Quand tu es sur scène, il t’arrive parfois de changer des phrases ou du texte en fonction de ton humeur du moment ou du public que tu as devant toi, pourquoi ?

Sou­vent, car il m’arrive d’oublier les paroles et là j’ouvre la petite porte de mon incons­cience pour sau­ver la situa­tion, mais ce n’est jamais volon­taire. Sur­tout en solo quand je com­mets des fautes musi­cales, je peux alors par­tir dans tous les sens ! Un vrai feu d’artifice.

C’était un besoin de réaliser un album toute seule maintenant, une façon de te retrouver ?

Oui, mais il est né éga­le­ment d’une oppor­tu­ni­té qui s’offrait à moi. Mon com­pa­gnon et com­plice du début Koen Gisen a énor­mé­ment de tra­vail en tant que pro­duc­teur. Donc j’ai déci­dé de la jouer en solo.

Une question un peu plus politique : est-ce que tu te considères comme une artiste avant tout flamande, une artiste belge ou européenne ?

D’abord, sin­cè­re­ment très Belge, car j’aime beau­coup le petit tri­angle très absurde que repré­sente la Belgique.

Tu es originaire de Deurne ?

Oui, d’Anvers. Mon grand-père était fran­co­phone, il a ache­té une mai­son en Ardennes. J’ai dès lors gran­di entou­rée de beau­coup de copines francophones.

En tant qu’artiste, qu’est-ce qui te plaît le plus en Flandre ? Une caractéristique particulière ?

L’avant-gardisme.

Et ce qui te dérange le plus en Flandre ?

Le repli iden­ti­taire au plan poli­tique, je trouve cela très très con !

Tu le ressens très fort depuis quelque temps ?

Je le vois autour de moi. Pour­tant, je suis très peu les faits poli­tiques, par contre je trouve que les médias en font un peu trop, ils ont ten­dance à accor­der trop d’attention à ce repli iden­ti­taire. Mais ma vie est bien trop rem­plie pour vrai­ment appro­fon­dir le sujet.

Qu’est-ce qui t’émeut le plus dans ta vie ?

Je pense que c’est la musique.
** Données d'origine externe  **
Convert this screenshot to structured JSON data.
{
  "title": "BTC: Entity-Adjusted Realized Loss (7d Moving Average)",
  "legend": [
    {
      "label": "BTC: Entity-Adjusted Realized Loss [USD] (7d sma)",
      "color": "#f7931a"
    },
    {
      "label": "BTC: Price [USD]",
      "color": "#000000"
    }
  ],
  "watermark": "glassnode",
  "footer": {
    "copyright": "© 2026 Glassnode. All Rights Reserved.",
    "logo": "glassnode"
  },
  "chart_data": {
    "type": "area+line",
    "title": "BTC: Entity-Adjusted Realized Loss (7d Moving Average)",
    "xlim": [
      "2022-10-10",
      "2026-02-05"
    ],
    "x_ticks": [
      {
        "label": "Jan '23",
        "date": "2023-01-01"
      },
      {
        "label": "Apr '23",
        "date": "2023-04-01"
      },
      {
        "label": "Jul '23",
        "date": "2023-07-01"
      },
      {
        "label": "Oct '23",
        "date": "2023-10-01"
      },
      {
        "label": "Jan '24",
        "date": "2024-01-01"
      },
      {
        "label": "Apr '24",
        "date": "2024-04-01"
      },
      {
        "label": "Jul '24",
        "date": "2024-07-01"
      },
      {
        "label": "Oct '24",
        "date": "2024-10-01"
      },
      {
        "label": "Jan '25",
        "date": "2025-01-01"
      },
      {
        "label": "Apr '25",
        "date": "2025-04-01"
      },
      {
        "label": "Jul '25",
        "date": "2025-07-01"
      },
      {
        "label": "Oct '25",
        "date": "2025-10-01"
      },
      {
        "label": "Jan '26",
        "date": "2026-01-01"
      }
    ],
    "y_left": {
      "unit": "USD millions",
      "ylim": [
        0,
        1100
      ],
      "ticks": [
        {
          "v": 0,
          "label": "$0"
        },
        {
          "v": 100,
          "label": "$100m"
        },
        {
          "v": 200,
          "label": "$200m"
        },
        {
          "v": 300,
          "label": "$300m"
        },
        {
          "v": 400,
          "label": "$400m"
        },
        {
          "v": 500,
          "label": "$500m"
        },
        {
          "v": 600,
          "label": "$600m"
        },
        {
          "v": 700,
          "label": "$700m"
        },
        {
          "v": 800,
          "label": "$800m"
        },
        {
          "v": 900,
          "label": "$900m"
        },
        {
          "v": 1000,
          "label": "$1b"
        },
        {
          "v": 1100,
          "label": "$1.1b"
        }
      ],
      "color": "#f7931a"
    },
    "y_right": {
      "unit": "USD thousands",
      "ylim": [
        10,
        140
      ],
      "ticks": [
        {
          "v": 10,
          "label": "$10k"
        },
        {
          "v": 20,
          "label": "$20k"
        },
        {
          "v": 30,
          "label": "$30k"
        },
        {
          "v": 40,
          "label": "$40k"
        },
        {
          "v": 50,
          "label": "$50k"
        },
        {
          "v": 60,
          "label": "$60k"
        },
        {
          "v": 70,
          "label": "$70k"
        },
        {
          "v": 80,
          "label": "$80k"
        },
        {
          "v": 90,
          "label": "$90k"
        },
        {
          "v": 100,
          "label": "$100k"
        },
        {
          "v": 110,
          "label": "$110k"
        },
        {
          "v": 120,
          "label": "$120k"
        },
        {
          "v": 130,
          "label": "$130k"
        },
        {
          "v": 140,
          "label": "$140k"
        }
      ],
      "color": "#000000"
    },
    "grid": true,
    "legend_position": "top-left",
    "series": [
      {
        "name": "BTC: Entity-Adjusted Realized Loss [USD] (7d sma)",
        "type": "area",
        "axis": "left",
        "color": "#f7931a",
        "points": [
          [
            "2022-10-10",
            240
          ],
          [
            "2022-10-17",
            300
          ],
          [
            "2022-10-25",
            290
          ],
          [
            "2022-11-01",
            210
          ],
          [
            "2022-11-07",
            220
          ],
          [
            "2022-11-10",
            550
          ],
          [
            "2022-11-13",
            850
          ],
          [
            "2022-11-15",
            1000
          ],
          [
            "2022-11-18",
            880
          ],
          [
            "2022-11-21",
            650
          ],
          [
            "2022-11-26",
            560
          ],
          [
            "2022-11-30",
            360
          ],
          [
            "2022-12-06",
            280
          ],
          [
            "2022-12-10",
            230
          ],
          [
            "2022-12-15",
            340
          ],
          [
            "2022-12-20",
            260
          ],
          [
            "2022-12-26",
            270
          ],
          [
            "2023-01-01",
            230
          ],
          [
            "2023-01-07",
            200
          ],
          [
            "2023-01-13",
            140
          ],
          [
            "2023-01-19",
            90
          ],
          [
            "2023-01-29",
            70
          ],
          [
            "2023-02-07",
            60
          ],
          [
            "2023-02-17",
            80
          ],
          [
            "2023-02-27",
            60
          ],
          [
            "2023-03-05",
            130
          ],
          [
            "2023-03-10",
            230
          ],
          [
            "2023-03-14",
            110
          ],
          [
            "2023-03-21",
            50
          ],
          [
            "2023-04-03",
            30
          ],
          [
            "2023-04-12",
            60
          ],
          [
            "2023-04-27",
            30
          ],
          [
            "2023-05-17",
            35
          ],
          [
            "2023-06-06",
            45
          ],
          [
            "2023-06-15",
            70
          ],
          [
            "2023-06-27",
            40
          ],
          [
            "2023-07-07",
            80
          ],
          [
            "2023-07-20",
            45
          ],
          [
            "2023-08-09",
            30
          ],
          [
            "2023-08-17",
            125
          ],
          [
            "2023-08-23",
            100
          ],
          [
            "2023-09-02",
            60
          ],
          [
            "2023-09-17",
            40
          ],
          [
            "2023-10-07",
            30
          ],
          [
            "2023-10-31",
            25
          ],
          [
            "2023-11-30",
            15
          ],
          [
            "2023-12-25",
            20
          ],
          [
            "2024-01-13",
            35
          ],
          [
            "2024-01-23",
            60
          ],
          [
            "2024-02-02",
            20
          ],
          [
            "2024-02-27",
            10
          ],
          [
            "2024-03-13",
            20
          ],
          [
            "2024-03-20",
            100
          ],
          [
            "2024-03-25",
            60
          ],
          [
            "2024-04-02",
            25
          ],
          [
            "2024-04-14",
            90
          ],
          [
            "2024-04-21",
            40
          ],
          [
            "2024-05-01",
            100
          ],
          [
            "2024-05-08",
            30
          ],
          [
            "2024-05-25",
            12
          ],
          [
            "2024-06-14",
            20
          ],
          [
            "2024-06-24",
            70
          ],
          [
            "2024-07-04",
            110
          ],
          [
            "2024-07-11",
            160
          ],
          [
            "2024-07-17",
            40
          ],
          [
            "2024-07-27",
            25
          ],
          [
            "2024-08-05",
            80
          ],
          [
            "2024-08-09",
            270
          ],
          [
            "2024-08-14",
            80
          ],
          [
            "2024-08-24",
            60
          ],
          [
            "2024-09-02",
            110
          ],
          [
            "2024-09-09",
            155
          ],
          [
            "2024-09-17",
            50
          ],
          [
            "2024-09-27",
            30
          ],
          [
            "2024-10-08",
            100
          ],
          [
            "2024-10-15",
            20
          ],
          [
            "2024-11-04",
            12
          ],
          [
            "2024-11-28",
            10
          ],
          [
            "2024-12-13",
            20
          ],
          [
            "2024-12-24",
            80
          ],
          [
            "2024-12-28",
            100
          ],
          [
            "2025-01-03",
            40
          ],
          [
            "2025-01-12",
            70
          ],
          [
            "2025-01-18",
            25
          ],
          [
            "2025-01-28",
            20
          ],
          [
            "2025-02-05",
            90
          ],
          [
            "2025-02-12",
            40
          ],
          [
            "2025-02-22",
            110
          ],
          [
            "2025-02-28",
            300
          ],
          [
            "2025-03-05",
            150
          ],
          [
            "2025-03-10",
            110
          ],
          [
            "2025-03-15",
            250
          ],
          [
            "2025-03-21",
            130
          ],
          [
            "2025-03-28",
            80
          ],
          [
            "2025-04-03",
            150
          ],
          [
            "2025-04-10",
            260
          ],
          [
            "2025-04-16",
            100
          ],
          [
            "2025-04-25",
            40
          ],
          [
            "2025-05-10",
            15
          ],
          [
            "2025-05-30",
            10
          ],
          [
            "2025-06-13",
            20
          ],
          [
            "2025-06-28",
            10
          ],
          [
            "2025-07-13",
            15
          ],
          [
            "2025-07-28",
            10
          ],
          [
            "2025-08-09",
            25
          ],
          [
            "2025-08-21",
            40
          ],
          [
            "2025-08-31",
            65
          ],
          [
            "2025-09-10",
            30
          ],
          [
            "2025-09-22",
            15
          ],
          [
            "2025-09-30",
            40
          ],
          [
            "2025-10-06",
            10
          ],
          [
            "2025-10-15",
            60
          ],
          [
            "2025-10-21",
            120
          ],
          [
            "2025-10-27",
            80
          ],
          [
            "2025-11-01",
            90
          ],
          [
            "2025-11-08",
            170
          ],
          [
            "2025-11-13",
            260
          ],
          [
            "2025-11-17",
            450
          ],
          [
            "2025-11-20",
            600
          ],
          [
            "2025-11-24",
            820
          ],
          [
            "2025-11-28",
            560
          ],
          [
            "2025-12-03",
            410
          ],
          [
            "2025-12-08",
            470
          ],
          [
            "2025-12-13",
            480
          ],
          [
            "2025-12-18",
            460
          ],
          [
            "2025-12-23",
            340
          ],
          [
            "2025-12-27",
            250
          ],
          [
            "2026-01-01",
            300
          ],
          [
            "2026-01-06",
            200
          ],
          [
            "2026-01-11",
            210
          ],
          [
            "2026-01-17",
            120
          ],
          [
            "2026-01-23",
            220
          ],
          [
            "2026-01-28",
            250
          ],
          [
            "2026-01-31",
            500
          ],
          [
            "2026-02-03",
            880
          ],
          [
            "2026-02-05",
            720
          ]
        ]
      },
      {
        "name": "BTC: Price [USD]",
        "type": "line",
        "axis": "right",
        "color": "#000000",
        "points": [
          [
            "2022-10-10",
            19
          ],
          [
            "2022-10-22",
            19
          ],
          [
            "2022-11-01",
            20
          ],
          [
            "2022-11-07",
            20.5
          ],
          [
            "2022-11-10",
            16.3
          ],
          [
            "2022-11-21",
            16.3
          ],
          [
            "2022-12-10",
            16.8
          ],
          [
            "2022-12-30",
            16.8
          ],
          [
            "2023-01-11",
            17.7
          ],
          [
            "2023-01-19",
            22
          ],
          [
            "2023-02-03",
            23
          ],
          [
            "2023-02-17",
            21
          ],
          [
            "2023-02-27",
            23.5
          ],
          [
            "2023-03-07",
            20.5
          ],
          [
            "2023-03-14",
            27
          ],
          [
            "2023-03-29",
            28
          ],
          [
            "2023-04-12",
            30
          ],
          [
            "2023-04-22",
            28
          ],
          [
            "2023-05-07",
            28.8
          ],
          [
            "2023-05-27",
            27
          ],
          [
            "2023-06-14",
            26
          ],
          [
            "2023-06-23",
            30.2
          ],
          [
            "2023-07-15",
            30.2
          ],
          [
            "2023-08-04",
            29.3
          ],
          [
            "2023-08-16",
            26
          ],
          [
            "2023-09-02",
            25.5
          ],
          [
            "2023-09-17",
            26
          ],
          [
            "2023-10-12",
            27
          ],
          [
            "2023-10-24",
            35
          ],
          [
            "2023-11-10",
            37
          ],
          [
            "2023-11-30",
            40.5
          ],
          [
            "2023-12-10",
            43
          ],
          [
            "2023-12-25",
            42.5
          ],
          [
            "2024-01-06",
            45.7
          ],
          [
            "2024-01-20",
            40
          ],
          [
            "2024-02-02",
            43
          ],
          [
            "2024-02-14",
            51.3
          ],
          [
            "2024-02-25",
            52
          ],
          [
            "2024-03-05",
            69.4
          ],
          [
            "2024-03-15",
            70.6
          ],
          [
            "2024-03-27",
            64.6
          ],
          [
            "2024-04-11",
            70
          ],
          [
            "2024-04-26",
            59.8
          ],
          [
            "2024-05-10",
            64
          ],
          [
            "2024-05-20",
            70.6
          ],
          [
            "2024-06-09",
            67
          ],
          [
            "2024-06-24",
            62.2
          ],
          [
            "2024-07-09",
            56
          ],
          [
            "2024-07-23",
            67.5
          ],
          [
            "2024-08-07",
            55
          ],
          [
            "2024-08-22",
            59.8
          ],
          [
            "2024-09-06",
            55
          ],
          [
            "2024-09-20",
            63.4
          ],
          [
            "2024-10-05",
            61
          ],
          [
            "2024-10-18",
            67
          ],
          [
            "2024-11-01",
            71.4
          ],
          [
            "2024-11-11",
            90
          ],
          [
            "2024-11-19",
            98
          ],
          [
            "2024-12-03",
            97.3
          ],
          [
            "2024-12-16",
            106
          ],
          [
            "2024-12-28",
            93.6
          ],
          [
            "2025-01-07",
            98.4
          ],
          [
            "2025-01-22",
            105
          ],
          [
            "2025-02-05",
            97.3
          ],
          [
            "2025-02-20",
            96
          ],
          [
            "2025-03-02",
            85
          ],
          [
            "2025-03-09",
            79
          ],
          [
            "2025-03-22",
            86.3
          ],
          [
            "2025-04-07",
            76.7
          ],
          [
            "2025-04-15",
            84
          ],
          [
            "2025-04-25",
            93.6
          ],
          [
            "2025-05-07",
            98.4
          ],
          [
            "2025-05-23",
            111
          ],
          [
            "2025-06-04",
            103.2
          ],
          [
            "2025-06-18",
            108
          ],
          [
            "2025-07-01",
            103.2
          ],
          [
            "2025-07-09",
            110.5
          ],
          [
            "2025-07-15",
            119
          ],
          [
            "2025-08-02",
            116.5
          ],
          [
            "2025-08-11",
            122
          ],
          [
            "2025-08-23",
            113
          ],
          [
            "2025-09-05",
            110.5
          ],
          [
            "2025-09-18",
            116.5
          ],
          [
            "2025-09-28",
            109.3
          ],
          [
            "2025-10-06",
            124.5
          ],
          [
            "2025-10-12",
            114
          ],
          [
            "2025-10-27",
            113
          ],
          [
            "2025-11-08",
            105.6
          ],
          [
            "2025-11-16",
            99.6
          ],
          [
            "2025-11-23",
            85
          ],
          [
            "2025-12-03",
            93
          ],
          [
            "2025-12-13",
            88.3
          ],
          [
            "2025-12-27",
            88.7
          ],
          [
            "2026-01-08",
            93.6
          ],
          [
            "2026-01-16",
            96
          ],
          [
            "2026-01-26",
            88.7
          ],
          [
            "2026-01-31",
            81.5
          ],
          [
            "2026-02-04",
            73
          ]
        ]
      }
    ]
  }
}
Quand je joue de la musique et que tout va bien, quand je me perds, quand je m’oublie dans la musique, ce sont des moments magiques. J’adore être dans cet état.

Qu’est-ce qui te donne l’envie de te battre dans la vie ?

Je me bats vrai­ment pour mon inté­gri­té, ma liber­té artis­tique. Sur­tout ne pas me faire hap­per par le sys­tème de l’industrie musi­cale, essayer de résis­ter à ce qui semble la bonne façon de connaître le suc­cès. C’est quoi le suc­cès ? Je ne cherche pas le suc­cès, je veux que les gens m’apprécient pour l’essentiel. Ce n’est pas du sno­bisme. Un artiste doit faire ce qu’il sait faire. Quand tu écoutes bien Madon­na, elle va cher­cher des influences dans toutes les choses nou­velles, elle fait son shop­ping par exemple chez Gold­frapp, elle se nour­rit de l’originalité et de l’avant-gardisme chez d’autres artistes. Elle com­pose ce mélange pour un large public. Cela s’appelle aus­si le talent ! Les pen­seurs ori­gi­naux sont tou­jours là trop tôt…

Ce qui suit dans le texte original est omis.